Supremes slap down Biden’s eviction moratorium

Plan to take properties from owners to give to nonpaying renters ‘strains credulity’

The Supreme Court late Thursday slapped down the Biden administration’s pandemic eviction moratorium by saying it “strains credulity” to think the law grants it that power.

The 6-3 decision said the administrative decision can no longer be enforced.

Since March 2020, it had banned landlords – who still were on the hook for mortgages, repairs, utilities and more – from evicting tenants who refused to pay rent.

The court said Congress would have to authorize such a move.

The justices said, “It would be one thing if Congress had specifically authorized the action that the CDC has taken. But that has not happened. Instead, the CDC has imposed a nationwide moratorium on evictions in reliance on a decades-old statute that authorizes it to implement measures like fumigation and pest extermination.”

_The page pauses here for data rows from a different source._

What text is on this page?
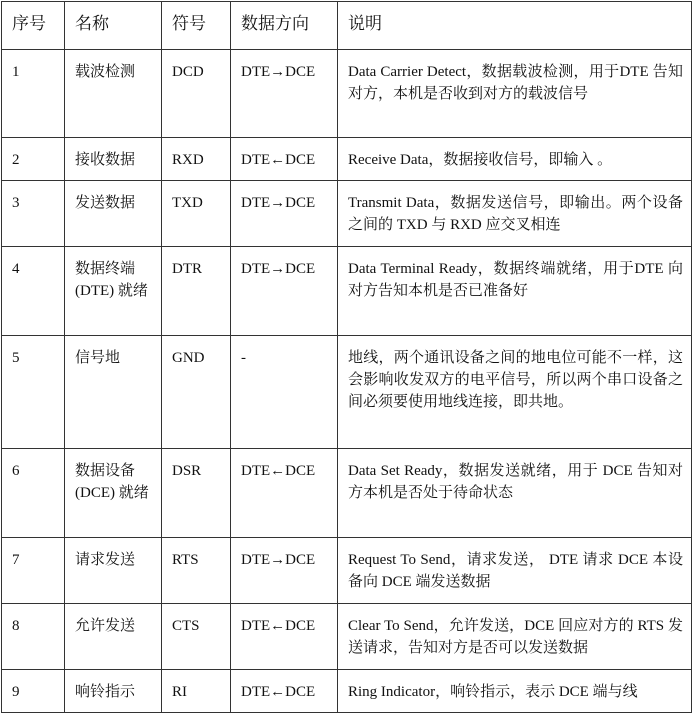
序号	名称	符号	数据方向	说明
1	载波检测	DCD	DTE→DCE	Data Carrier Detect，数据载波检测，用于DTE 告知对方，本机是否收到对方的载波信号
2	接收数据	RXD	DTE←DCE	Receive Data，数据接收信号，即输入 。
3	发送数据	TXD	DTE→DCE	Transmit Data，数据发送信号，即输出。两个设备之间的 TXD 与 RXD 应交叉相连
4	数据终端(DTE) 就绪	DTR	DTE→DCE	Data Terminal Ready，数据终端就绪，用于DTE 向对方告知本机是否已准备好
5	信号地	GND	-	地线，两个通讯设备之间的地电位可能不一样，这会影响收发双方的电平信号，所以两个串口设备之间必须要使用地线连接，即共地。
6	数据设备(DCE) 就绪	DSR	DTE←DCE	Data Set Ready，数据发送就绪，用于 DCE 告知对方本机是否处于待命状态
7	请求发送	RTS	DTE→DCE	Request To Send，请求发送， DTE 请求 DCE 本设备向 DCE 端发送数据
8	允许发送	CTS	DTE←DCE	Clear To Send，允许发送，DCE 回应对方的 RTS 发送请求，告知对方是否可以发送数据
9	响铃指示	RI	DTE←DCE	Ring Indicator，响铃指示，表示 DCE 端与线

The judges found, “It strains credulity to believe that this statute grants the CDC the sweeping authority that it asserts.”

A Census Bureau estimate suggested more than seven million U.S. households are behind on rent and half that number say they could be evicted in coming weeks, despite federal COVID-19 legislation that created assistance for renters.

The moratorium had been scheduled to come to a conclusion weeks ago, but the Biden administration pursued its renewal when Democrats on Congress demanded that action.

Previously, the court found the action likely unconstitutional, but a vote from Brett Kavanaugh allowed it continue – but only until the scheduled end, which at that time was a few days away.

White House spokeswoman Jen Psaki said the administration was disappointed.

The challenge to the draconian requirements from Biden had been brought by chapters of the National Association of Realtors from several states.

Even Biden earlier conceded the action really wasn’t legal, but he said he hoped to push a lot of money into the system before the courts ordered him to stop.

“I can’t guarantee you the court won’t rule that we don’t have that authority, but at least we’ll have the ability to — if we have to appeal — to keep this going for a month, at least,” Biden said back then.

Patrick Newton, of the NAR, told the Daily Caller News Foundation, “This decision is the correct one, from both a legal standpoint and a matter of fairness. It brings to an end an unlawful policy that places financial hardship solely on the shoulders of mom-and-pop housing providers, who provide nearly half of all rental housing in America, and it restores property rights in America.”

The Treasury Department, the same day, confessed that 89% of the $46.6 billion given by Congress to help low-income renters hasn’t been distributed.

The court’s ruling came late Thursday in an unsigned opinion that the CDC lacks the authority to do what Biden wanted.

Justice Stephen Breyer, writing for the dissenting three, claimed, “The public interest strongly favors respecting the CDC’s judgment at this moment.”

It was just the latest in a series of high court defeats for Biden. The most recent had come just days earlier, when it ruled Biden’s attempt to cancel President Trump’s “Remain in Mexico” immigrant policy was improper.

Critics of the eviction moratorium charged that Biden essentially was confiscating, without compensation, owners’ housing units and turning them over to non-paying renters.

It was the chief of the Centers for Disease Control, Rochelle Walensky, a Biden appointee, who had ordered that no eviction could happen for months more. The previous order, which was ruled unconstitutional by the Supreme Court but not struck down because it was expiring, already had threatened property owners who tried to collect rent with jail.

The Biden administration has set up criminal penalties for property owners of $100,000 in fines and a year in jail for an eviction. Landlords, however, still must pay the upkeep, repairs and utilities on the housing units, as well as any mortgages that they still carry.